En tant que chorégraphe, je m’intéresse à la suspension, ce court instant entre deux mouvements où le corps du danseur s’exprime en toute liberté. Naturellement, l’apesanteur offre des conditions rêvées pour cela. C’est un champ d’expérimentation extraordinaire pour étudier la naissance du mouvement et interroger les frontières du corps.
– Vous emmenez vos danseurs dans l’eau et dans des vols en gravité zéro, pourquoi ?
Mieux vaut des sensations que des beaux discours ! Il est essentiel pour moi que les danseurs expérimentent leur propre corps dans des environnements où la gravité est altérée. Qu’ils explorent de nouvelles perceptions, qu’ils se fabriquent de nouveaux appuis à l’intérieur et à l’extérieur d’eux-mêmes. En apesanteur, on a un flux de sensations très particulières qui sont normalement masquées lorsqu’on est sur Terre, car la gravité est une force très importante.
– Que vous apporte votre travail avec les scientifiques ?
Il m’a d’abord fallu apprendre à travailler dans un milieu très différent du mien, tout comme les danseurs en apesanteur doivent apprendre à bouger autrement. En menant en parallèle des recherches appliquées, les vols en gravité zéro, et fondamentales, dans un laboratoire de neurophysiologie, j’ai peu à peu adopté la démarche scientifique. En 1999, j’ai même passé une thèse en esthétique, sciences et technologie des arts. Cela m’a permis de gagner en légitimité face aux chercheurs. Même si le dialogue entre art et science est parfois difficile, c’est vraiment passionnant. En accumulant de nouvelles connaissances, on vit différemment son art.

Éléments de légende :
– (espace) 25 secondes Depuis 1991, Kitsou Dubois a participé à une dizaine des vols en gravité zéro, emmenant quelques danseurs avec elle. Chaque parabole décrite par l’avion offre 25 secondes d’apesanteur. À chaque vol s’enchaînent 30 paraboles.
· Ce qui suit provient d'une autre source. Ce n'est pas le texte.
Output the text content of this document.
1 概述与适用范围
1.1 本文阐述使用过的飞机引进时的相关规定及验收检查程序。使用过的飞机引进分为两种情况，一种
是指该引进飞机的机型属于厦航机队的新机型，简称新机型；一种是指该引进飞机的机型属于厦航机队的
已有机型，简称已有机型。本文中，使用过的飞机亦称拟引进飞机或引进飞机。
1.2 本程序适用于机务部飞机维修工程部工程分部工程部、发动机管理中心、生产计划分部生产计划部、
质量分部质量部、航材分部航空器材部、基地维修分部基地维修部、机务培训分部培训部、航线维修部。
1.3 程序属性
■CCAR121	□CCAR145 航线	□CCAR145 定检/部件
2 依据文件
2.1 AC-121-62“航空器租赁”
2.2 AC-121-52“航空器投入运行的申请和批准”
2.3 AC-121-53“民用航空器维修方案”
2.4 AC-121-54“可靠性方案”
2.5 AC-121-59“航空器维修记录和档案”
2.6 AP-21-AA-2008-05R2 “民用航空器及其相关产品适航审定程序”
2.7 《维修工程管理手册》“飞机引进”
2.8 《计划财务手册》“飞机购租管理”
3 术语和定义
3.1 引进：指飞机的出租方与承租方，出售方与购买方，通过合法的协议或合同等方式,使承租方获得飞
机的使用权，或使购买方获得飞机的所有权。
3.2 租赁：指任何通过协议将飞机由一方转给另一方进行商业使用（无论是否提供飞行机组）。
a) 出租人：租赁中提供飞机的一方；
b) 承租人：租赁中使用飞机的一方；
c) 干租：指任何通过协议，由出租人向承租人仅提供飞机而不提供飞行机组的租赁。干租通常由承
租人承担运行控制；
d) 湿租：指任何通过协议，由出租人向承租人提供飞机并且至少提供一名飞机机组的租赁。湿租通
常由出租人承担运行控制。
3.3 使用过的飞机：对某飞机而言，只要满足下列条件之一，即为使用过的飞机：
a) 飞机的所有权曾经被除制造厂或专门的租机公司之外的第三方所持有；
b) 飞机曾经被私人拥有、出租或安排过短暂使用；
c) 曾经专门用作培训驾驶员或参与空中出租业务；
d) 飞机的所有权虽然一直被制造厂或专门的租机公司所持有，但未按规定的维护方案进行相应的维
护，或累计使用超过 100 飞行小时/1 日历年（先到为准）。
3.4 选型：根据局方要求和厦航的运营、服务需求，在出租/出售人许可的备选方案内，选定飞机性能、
– (eau) Sous l’eau Pour s’entraîner aux effets de l’apesanteur, les astronautes travaillent couramment en piscine. C’est aussi ce que fait Kitsou Dubois avec ses danseurs. Elle multiplie les séances de travail en piscine.
– (eau) De nouvelles sensations
L’eau n’offre pas seulement une gravité altérée, c’est aussi un milieu dans lequel les mouvements se font plus lents. La durée d’une apnée se rapproche de la brièveté du temps d’apesanteur en vol.
– (espace) Retrouver ses repères
Lors d’un vol en gravité zéro, les informations fournies par le regard, les sensations corporelles et l’oreille interne peuvent être contradictoires. « La gestuelle est à réinventer, quoi de plus merveilleux ? », s’enthousiasme la chorégraphe Kitsou Dubois.